En réalité, depuis un référentiel laïc et rationnel, seul le risque de désordre générationnel
flottant au-dessus de l’enfant issu de l’inceste peut avoir un poids suffisant dans l’évaluation morale
du fait incestueux200. Toutefois, à lui seul, il ne peut fonder la prohibition de toutes les unions
incestueuses et donc de l’inceste.
Il convient aussi de dissocier l’acte incestueux de l’enfant qui en est issu. Autant le fait
d’inceste reste moralement condamnable, autant l’enfant qui en est le fruit ne doit pas être
condamné. En droit, l’enfant incestueux est un enfant comme les autres et le législateur devrait se
départir d’une conception inique et manifestement révolue d’un ordre public stigmatisant. La
société ne se satisferait pas d’un interdit qui fragilise une catégorie sociale particulièrement
vulnérable, au nom d’une morale sexuelle de plus en plus ébranlée. A se situer sous l’angle des
droits fondamentaux de l’enfant ou de son intérêt supérieur, la prohibition de la double filiation est
« au rebours de la tendance actuelle à fonder les liens de droit sur les réalités affectives ou à traiter
les rapports humains non conflictuels en termes de libertés ou de droits fondamentaux au gré des
appréciations d’experts ou des seuls intérêts individuels au regard desquels l’a priori d’un interdit
ne se conçoit guère »201. L’évolution du droit de la famille s’inscrit dans cette dynamique et il ne
fait aucun doute que la prohibition de l’article 195 du Code la famille reste le dernier bastion de
cette citadelle pas encore prise.
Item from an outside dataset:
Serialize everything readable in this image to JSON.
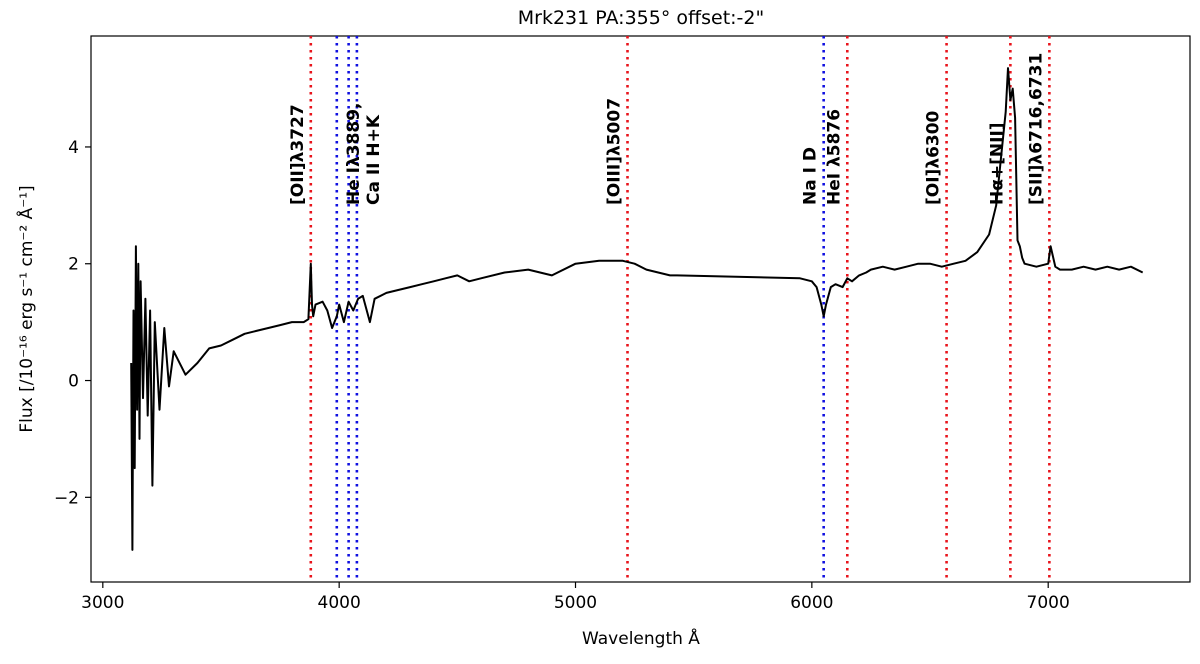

Et pour combien de temps ? La succession et l’accumulation des
innovations provoquent un besoin de restauration d’une cohérence mise à mal en matière
d’organisation de la filiation et de son articulation avec la question des origines202.
Certes, il ne s’agit pas de sonner le glas des interdits en droit de la famille, car, comme
l’affirmait Sigmund Freud, « les interdictions les plus puissantes de l’humanité sont les plus
difficiles à justifier » ; il s’agit plutôt de lutter contre les discriminations même lorsqu’elles reposent
sur des considérations morales essentielles.

198
Catherine LABRUSSE-RIOU, « L’adoption simple ne peut contourner la prohibition de la filiation incestueuse », note
sous Cass. Civ. 1ère, 6 janvier 2004, J.C.P. 2004, II, 10064. Pour elle, le fait et la prohibition de l’inceste « restent une
énigme aux fondements obscurs dont les maléfices échappent à la preuve de causalités démontrables». Pour une définition
de la pétition de principe et sa réfutation logique, voir Arthur SCHOPENHAUER, L’art d’avoir toujours raison, Librio,
2014, p. 26.
199 Lucie DUPIN, L’inceste et le Droit civil, Mémoire Master Université Jean Moulin III, Lyon 2017, p. 157.
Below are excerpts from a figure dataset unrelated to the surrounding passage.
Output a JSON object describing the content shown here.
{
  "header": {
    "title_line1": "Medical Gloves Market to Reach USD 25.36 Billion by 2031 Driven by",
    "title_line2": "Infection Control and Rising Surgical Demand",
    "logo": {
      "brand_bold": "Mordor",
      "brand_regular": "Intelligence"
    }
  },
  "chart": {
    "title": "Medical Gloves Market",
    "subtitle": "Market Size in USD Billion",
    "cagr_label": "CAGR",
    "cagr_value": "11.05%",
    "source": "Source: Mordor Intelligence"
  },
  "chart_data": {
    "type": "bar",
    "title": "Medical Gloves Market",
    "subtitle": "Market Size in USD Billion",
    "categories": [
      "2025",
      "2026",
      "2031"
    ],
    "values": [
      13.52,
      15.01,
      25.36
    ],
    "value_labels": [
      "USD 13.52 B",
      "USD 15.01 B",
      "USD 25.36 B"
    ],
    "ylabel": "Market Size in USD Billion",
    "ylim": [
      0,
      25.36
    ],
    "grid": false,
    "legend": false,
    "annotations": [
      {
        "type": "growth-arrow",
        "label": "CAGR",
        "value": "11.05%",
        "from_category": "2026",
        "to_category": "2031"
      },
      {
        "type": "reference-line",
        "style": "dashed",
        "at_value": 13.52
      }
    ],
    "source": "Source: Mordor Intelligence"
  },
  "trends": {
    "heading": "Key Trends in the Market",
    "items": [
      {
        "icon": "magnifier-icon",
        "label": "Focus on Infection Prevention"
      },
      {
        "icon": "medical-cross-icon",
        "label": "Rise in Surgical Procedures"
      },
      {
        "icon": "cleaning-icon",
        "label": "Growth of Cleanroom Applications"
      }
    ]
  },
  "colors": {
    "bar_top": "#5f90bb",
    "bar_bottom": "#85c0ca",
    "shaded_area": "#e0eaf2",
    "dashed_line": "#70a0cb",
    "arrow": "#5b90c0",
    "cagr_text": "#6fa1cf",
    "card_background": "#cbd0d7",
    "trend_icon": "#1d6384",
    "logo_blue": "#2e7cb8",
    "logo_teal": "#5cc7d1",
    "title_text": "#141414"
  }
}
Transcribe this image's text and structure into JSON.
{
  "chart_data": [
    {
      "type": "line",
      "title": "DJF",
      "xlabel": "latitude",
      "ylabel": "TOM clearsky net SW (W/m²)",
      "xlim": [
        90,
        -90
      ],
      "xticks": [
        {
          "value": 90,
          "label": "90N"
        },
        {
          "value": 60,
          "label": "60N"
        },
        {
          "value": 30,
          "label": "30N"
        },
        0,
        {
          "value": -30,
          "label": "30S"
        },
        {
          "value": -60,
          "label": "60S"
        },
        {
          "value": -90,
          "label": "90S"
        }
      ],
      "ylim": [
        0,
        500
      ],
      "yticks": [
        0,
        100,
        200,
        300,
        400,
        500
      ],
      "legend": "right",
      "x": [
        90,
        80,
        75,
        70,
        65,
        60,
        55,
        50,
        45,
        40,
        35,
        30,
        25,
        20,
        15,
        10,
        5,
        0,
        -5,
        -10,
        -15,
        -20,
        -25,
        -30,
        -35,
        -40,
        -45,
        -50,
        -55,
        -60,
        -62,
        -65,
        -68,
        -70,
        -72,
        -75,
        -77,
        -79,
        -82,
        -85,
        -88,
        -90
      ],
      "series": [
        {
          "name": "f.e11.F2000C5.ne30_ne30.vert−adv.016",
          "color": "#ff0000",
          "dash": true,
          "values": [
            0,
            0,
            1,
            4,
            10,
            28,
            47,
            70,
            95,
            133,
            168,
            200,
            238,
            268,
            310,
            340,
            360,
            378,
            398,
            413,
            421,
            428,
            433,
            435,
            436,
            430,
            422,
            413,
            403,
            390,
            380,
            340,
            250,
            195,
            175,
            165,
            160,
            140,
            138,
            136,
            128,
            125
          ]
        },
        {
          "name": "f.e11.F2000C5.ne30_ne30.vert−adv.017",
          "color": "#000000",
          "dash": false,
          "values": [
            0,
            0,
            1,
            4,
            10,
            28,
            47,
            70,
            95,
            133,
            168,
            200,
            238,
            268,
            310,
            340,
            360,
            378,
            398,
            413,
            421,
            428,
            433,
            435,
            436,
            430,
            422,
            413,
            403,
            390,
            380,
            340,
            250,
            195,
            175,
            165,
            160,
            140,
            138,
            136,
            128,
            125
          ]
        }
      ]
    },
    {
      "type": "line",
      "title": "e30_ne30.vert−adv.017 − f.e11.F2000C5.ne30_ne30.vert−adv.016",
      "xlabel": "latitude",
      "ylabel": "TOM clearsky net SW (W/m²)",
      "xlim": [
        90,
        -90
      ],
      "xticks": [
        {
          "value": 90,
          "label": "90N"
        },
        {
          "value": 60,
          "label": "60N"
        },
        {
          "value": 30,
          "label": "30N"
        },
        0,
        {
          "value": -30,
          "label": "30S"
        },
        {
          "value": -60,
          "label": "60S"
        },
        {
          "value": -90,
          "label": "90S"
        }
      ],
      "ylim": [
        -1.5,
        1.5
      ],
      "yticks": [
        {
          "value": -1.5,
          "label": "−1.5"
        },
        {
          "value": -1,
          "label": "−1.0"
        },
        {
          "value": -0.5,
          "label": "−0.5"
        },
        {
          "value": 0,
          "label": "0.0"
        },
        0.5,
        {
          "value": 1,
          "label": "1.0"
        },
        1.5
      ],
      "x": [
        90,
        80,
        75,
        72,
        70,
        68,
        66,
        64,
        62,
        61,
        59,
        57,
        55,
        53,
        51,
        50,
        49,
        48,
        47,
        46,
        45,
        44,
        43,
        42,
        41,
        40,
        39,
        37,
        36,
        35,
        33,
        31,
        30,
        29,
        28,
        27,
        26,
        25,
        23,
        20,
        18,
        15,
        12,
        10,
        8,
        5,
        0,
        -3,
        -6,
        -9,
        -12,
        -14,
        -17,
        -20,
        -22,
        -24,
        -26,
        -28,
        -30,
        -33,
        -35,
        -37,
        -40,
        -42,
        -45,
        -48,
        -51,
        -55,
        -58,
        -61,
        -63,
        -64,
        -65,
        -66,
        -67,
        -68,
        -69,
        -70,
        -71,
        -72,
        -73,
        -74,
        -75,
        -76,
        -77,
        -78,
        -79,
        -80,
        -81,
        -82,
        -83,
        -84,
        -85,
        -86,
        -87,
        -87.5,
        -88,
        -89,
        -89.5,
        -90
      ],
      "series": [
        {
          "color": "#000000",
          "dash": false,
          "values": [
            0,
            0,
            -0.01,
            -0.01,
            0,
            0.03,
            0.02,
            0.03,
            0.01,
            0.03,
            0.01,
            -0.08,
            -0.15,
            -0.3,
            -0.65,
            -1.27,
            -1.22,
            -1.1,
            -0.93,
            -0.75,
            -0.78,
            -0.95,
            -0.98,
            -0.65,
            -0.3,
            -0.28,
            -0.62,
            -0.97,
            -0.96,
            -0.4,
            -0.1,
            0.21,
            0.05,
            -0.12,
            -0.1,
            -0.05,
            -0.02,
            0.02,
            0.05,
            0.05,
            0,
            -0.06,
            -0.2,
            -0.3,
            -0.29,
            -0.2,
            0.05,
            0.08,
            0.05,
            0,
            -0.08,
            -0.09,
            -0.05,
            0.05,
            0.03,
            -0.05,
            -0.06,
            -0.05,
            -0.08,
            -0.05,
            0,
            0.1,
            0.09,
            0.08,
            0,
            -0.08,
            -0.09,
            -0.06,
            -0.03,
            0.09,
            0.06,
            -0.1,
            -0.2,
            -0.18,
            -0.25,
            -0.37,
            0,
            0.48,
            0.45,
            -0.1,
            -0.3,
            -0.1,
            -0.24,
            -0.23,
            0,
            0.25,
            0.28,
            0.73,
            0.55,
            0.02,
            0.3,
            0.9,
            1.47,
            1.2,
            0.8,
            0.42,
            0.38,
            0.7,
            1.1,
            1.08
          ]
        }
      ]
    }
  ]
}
200 Didier GUEVEL, «Taire les origines : la filiation incestueuse », in L’identité génétique de la personne : entre

transparence et opacité, Journée Henri Souleau, IRDA, sous la dir. de P. Bloch et V. Depadt-Sebag, Coll. Thèmes et
commentaires, Dalloz 2007, p. 73.
201Catherine LABRUSSE-RIOU, « L’adoption simple ne peut contourner la prohibition de la filiation incestueuse », note

sous Cass. Civ. 1ère, 6 janvier 2004, J.C.P. 2004, II, 10064.
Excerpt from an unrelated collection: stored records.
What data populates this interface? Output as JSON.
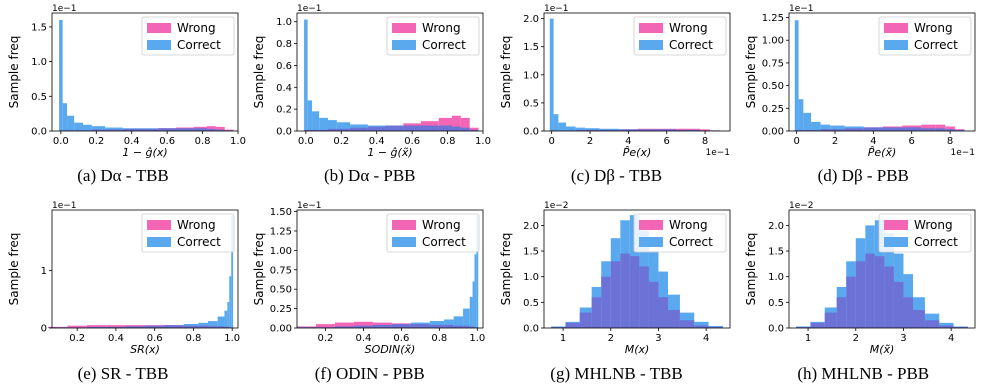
{
  "legend": {
    "wrong": "Wrong",
    "correct": "Correct"
  },
  "colors": {
    "wrong": "#f266b5",
    "correct": "#5aa9ee",
    "overlap": "#6d72d6",
    "axis": "#000000"
  },
  "ylabel": "Sample freq",
  "chart_data": [
    {
      "type": "bar",
      "caption": "(a) Dα - TBB",
      "xlabel": "1 − ĝ(x)",
      "scale_y": "1e−1",
      "xlim": [
        -0.05,
        1.0
      ],
      "ylim": [
        0,
        1.7
      ],
      "xticks": [
        0.0,
        0.2,
        0.4,
        0.6,
        0.8,
        1.0
      ],
      "xticklabels": [
        "0.0",
        "0.2",
        "0.4",
        "0.6",
        "0.8",
        "1.0"
      ],
      "yticks": [
        0.0,
        0.5,
        1.0,
        1.5
      ],
      "yticklabels": [
        "0.0",
        "0.5",
        "1.0",
        "1.5"
      ],
      "x": [
        0.0,
        0.02,
        0.05,
        0.1,
        0.15,
        0.2,
        0.3,
        0.4,
        0.5,
        0.6,
        0.7,
        0.8,
        0.85,
        0.9,
        0.95
      ],
      "series": [
        {
          "name": "Wrong",
          "values": [
            0.01,
            0.01,
            0.01,
            0.01,
            0.01,
            0.02,
            0.02,
            0.03,
            0.03,
            0.04,
            0.05,
            0.06,
            0.07,
            0.06,
            0.02
          ]
        },
        {
          "name": "Correct",
          "values": [
            1.6,
            0.4,
            0.22,
            0.12,
            0.09,
            0.07,
            0.05,
            0.04,
            0.04,
            0.04,
            0.04,
            0.04,
            0.03,
            0.02,
            0.01
          ]
        }
      ]
    },
    {
      "type": "bar",
      "caption": "(b) Dα - PBB",
      "xlabel": "1 − ĝ(x̃)",
      "scale_y": "1e−1",
      "xlim": [
        -0.05,
        1.0
      ],
      "ylim": [
        0,
        1.08
      ],
      "xticks": [
        0.0,
        0.2,
        0.4,
        0.6,
        0.8,
        1.0
      ],
      "xticklabels": [
        "0.0",
        "0.2",
        "0.4",
        "0.6",
        "0.8",
        "1.0"
      ],
      "yticks": [
        0.0,
        0.2,
        0.4,
        0.6,
        0.8,
        1.0
      ],
      "yticklabels": [
        "0.0",
        "0.2",
        "0.4",
        "0.6",
        "0.8",
        "1.0"
      ],
      "x": [
        0.0,
        0.02,
        0.05,
        0.1,
        0.15,
        0.2,
        0.3,
        0.4,
        0.5,
        0.6,
        0.7,
        0.8,
        0.85,
        0.9,
        0.95
      ],
      "series": [
        {
          "name": "Wrong",
          "values": [
            0.01,
            0.01,
            0.01,
            0.01,
            0.02,
            0.02,
            0.03,
            0.04,
            0.05,
            0.07,
            0.09,
            0.12,
            0.14,
            0.12,
            0.03
          ]
        },
        {
          "name": "Correct",
          "values": [
            1.02,
            0.28,
            0.18,
            0.12,
            0.1,
            0.08,
            0.06,
            0.05,
            0.05,
            0.05,
            0.05,
            0.05,
            0.04,
            0.03,
            0.01
          ]
        }
      ]
    },
    {
      "type": "bar",
      "caption": "(c) Dβ - TBB",
      "xlabel": "P̂e(x)",
      "scale_y": "1e−1",
      "scale_x": "1e−1",
      "xlim": [
        -0.4,
        9.3
      ],
      "ylim": [
        0,
        2.1
      ],
      "xticks": [
        0,
        2,
        4,
        6,
        8
      ],
      "xticklabels": [
        "0",
        "2",
        "4",
        "6",
        "8"
      ],
      "yticks": [
        0.0,
        0.5,
        1.0,
        1.5,
        2.0
      ],
      "yticklabels": [
        "0.0",
        "0.5",
        "1.0",
        "1.5",
        "2.0"
      ],
      "x": [
        0.0,
        0.2,
        0.5,
        1,
        1.5,
        2,
        3,
        4,
        5,
        6,
        7,
        7.5,
        8,
        8.5
      ],
      "series": [
        {
          "name": "Wrong",
          "values": [
            0.01,
            0.01,
            0.01,
            0.01,
            0.02,
            0.02,
            0.02,
            0.03,
            0.04,
            0.04,
            0.04,
            0.04,
            0.03,
            0.01
          ]
        },
        {
          "name": "Correct",
          "values": [
            2.0,
            0.3,
            0.15,
            0.08,
            0.06,
            0.05,
            0.04,
            0.03,
            0.03,
            0.03,
            0.02,
            0.02,
            0.01,
            0.01
          ]
        }
      ]
    },
    {
      "type": "bar",
      "caption": "(d) Dβ - PBB",
      "xlabel": "P̂e(x̃)",
      "scale_y": "1e−1",
      "scale_x": "1e−1",
      "xlim": [
        -0.4,
        9.3
      ],
      "ylim": [
        0,
        1.3
      ],
      "xticks": [
        0,
        2,
        4,
        6,
        8
      ],
      "xticklabels": [
        "0",
        "2",
        "4",
        "6",
        "8"
      ],
      "yticks": [
        0.0,
        0.25,
        0.5,
        0.75,
        1.0,
        1.25
      ],
      "yticklabels": [
        "0.00",
        "0.25",
        "0.50",
        "0.75",
        "1.00",
        "1.25"
      ],
      "x": [
        0.0,
        0.2,
        0.5,
        1,
        1.5,
        2,
        3,
        4,
        5,
        6,
        7,
        7.5,
        8,
        8.5
      ],
      "series": [
        {
          "name": "Wrong",
          "values": [
            0.01,
            0.01,
            0.01,
            0.01,
            0.02,
            0.02,
            0.03,
            0.04,
            0.05,
            0.06,
            0.07,
            0.07,
            0.05,
            0.02
          ]
        },
        {
          "name": "Correct",
          "values": [
            1.22,
            0.35,
            0.2,
            0.1,
            0.07,
            0.06,
            0.05,
            0.04,
            0.04,
            0.04,
            0.03,
            0.03,
            0.02,
            0.01
          ]
        }
      ]
    },
    {
      "type": "bar",
      "caption": "(e) SR - TBB",
      "xlabel": "SR(x)",
      "scale_y": "1e−1",
      "xlim": [
        0.07,
        1.03
      ],
      "ylim": [
        0,
        2.05
      ],
      "xticks": [
        0.2,
        0.4,
        0.6,
        0.8,
        1.0
      ],
      "xticklabels": [
        "0.2",
        "0.4",
        "0.6",
        "0.8",
        "1.0"
      ],
      "yticks": [
        0,
        1
      ],
      "yticklabels": [
        "0",
        "1"
      ],
      "x": [
        0.1,
        0.2,
        0.3,
        0.4,
        0.5,
        0.6,
        0.7,
        0.8,
        0.85,
        0.9,
        0.95,
        0.97,
        0.98,
        0.99,
        1.0
      ],
      "series": [
        {
          "name": "Wrong",
          "values": [
            0.02,
            0.04,
            0.05,
            0.05,
            0.05,
            0.05,
            0.05,
            0.04,
            0.04,
            0.03,
            0.03,
            0.02,
            0.02,
            0.01,
            0.01
          ]
        },
        {
          "name": "Correct",
          "values": [
            0.01,
            0.01,
            0.02,
            0.02,
            0.03,
            0.04,
            0.05,
            0.07,
            0.09,
            0.12,
            0.2,
            0.3,
            0.45,
            0.9,
            1.95
          ]
        }
      ]
    },
    {
      "type": "bar",
      "caption": "(f) ODIN - PBB",
      "xlabel": "SODIN(x̃)",
      "scale_y": "1e−1",
      "xlim": [
        0.05,
        1.03
      ],
      "ylim": [
        0,
        1.52
      ],
      "xticks": [
        0.2,
        0.4,
        0.6,
        0.8,
        1.0
      ],
      "xticklabels": [
        "0.2",
        "0.4",
        "0.6",
        "0.8",
        "1.0"
      ],
      "yticks": [
        0.0,
        0.25,
        0.5,
        0.75,
        1.0,
        1.25,
        1.5
      ],
      "yticklabels": [
        "0.00",
        "0.25",
        "0.50",
        "0.75",
        "1.00",
        "1.25",
        "1.50"
      ],
      "x": [
        0.1,
        0.2,
        0.3,
        0.4,
        0.5,
        0.6,
        0.7,
        0.8,
        0.85,
        0.9,
        0.95,
        0.97,
        0.98,
        0.99,
        1.0
      ],
      "series": [
        {
          "name": "Wrong",
          "values": [
            0.02,
            0.05,
            0.07,
            0.08,
            0.07,
            0.06,
            0.05,
            0.04,
            0.04,
            0.03,
            0.03,
            0.02,
            0.02,
            0.01,
            0.01
          ]
        },
        {
          "name": "Correct",
          "values": [
            0.01,
            0.01,
            0.02,
            0.03,
            0.04,
            0.05,
            0.07,
            0.09,
            0.11,
            0.15,
            0.25,
            0.4,
            0.6,
            0.95,
            1.45
          ]
        }
      ]
    },
    {
      "type": "bar",
      "caption": "(g) MHLNB - TBB",
      "xlabel": "M(x)",
      "scale_y": "1e−2",
      "xlim": [
        0.6,
        4.5
      ],
      "ylim": [
        0,
        2.3
      ],
      "xticks": [
        1,
        2,
        3,
        4
      ],
      "xticklabels": [
        "1",
        "2",
        "3",
        "4"
      ],
      "yticks": [
        0.0,
        0.5,
        1.0,
        1.5,
        2.0
      ],
      "yticklabels": [
        "0.0",
        "0.5",
        "1.0",
        "1.5",
        "2.0"
      ],
      "x": [
        0.9,
        1.2,
        1.5,
        1.7,
        1.9,
        2.1,
        2.3,
        2.5,
        2.7,
        2.9,
        3.1,
        3.3,
        3.6,
        3.9,
        4.2
      ],
      "series": [
        {
          "name": "Wrong",
          "values": [
            0.02,
            0.1,
            0.3,
            0.6,
            1.0,
            1.3,
            1.45,
            1.4,
            1.2,
            0.9,
            0.6,
            0.35,
            0.15,
            0.05,
            0.02
          ]
        },
        {
          "name": "Correct",
          "values": [
            0.03,
            0.12,
            0.4,
            0.8,
            1.3,
            1.75,
            2.1,
            2.2,
            1.9,
            1.5,
            1.1,
            0.65,
            0.3,
            0.12,
            0.04
          ]
        }
      ]
    },
    {
      "type": "bar",
      "caption": "(h) MHLNB - PBB",
      "xlabel": "M(x̃)",
      "scale_y": "1e−2",
      "xlim": [
        0.6,
        4.5
      ],
      "ylim": [
        0,
        2.3
      ],
      "xticks": [
        1,
        2,
        3,
        4
      ],
      "xticklabels": [
        "1",
        "2",
        "3",
        "4"
      ],
      "yticks": [
        0.0,
        0.5,
        1.0,
        1.5,
        2.0
      ],
      "yticklabels": [
        "0.0",
        "0.5",
        "1.0",
        "1.5",
        "2.0"
      ],
      "x": [
        0.9,
        1.2,
        1.5,
        1.7,
        1.9,
        2.1,
        2.3,
        2.5,
        2.7,
        2.9,
        3.1,
        3.3,
        3.6,
        3.9,
        4.2
      ],
      "series": [
        {
          "name": "Wrong",
          "values": [
            0.02,
            0.1,
            0.3,
            0.6,
            1.0,
            1.3,
            1.45,
            1.4,
            1.2,
            0.9,
            0.6,
            0.35,
            0.15,
            0.05,
            0.02
          ]
        },
        {
          "name": "Correct",
          "values": [
            0.03,
            0.12,
            0.4,
            0.8,
            1.3,
            1.75,
            2.0,
            2.1,
            1.85,
            1.45,
            1.05,
            0.6,
            0.28,
            0.1,
            0.03
          ]
        }
      ]
    }
  ]
}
202 Pierre MURAT, « Pour une vraie réflexion prospective en droit de la famille », Mélanges Raymond LE GUIDEC,

LGDJ Lextenson éditions, Paris 2014, p. 777 ; Irène THERY et Anne-Marie LEROYER, « Filiation, origine, parentalité :
le droit face aux nouvelles valeurs de responsabilité générationnelle », Dr. Famille, sept. 2014, p. 8.